The Proteas women defeated Pakistan by 13 runs in Saturday's second ODI, which saw South Africa wear black in solidarity with GBV victims.

A visibly fresh and relaxed Du Plessis, who will be playing his first Test in Pakistan, was firm in how GBV was a problem in South Africa.

"GBV isn't just a women problem in our country, it is a South African problem, especially for males. If you look at the GBV stats in South Africa, they are insane. They are ridiculous," said Du Plessis.

"One of the most important things in our country, that as males, we need to be better, that our country becomes more aware of what is going on and how bad the situation is. 

"The more you speak about it, the more your mouth drops open with regards to what is happening. It is a great cause and one that I'm happy to support. It's great to see the ladies doing their thing and playing in black."

With the first Test taking place in Karachi, a fortress of Pakistani cricket that's only been breached by South Africa (2007) and England (2000), the visitors still have a tough task in front of them.

Between 2007, when they won the two-Test series against Pakistan 1-0 and 2015 when they were hammered 3-0 in a four-match series, South Africa were one of the best travelling sides in Asia.

There were two notable series draws in India and a series win in Sri Lanka 2014, but that has fallen away significantly.

South Africa have lost their last five Tests in Asia by wide margins against India and Sri Lanka respectively, but Pakistan at home are an unknown quantity.

Pakistan's Test series against Sri Lanka last month was their first home red-ball engagement in 10 years, but they steamed past the visitors in Karachi in the second Test after drawing the first one in Rawalpindi.

Du Plessis, who was five years away from making his Test debut when South Africa were last in Pakistan in 2007, wouldn’t be drawn into South Africa's 2007 success.

He's also hoping that there are going to be some runs on offer on what are traditionally flat pitches.

The first Test between South Africa and Sri Lanka in Karachi starts on Tuesday, with the second one in Rawalpindi on 4 February.

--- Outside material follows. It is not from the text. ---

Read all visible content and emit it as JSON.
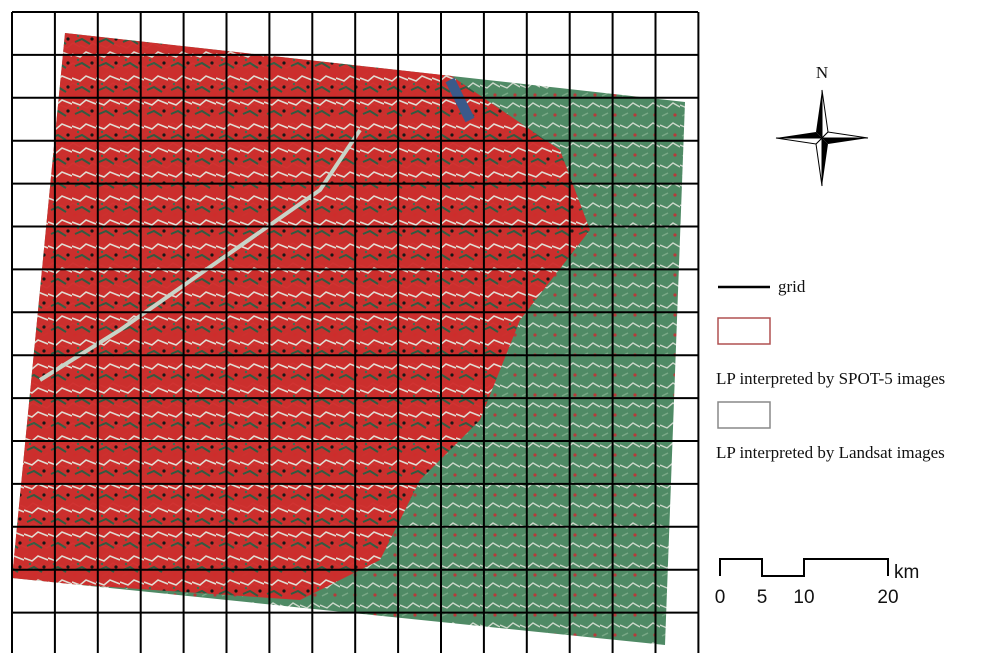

"That was a very long time ago and a very different team. I think both Pakistan and South Africa are similarly placed where they are in terms of their teams. There’s a lot of inexperience and not a lot of Test caps. Both teams are still figuring out the way forward in terms of gaining as much experience as possible," Du Plessis said.

"For all of us, it's going to be the first time playing Test cricket in Pakistan while for a lot of our team, it's the first time playing in the sub-continent. We're expecting it to be a tough ask against Pakistan. They're a dangerous team in their own conditions. I've been told that Pakistan is one of the best places to come and bat, with the first three days belonging to the batters with the last two days belonging to spin."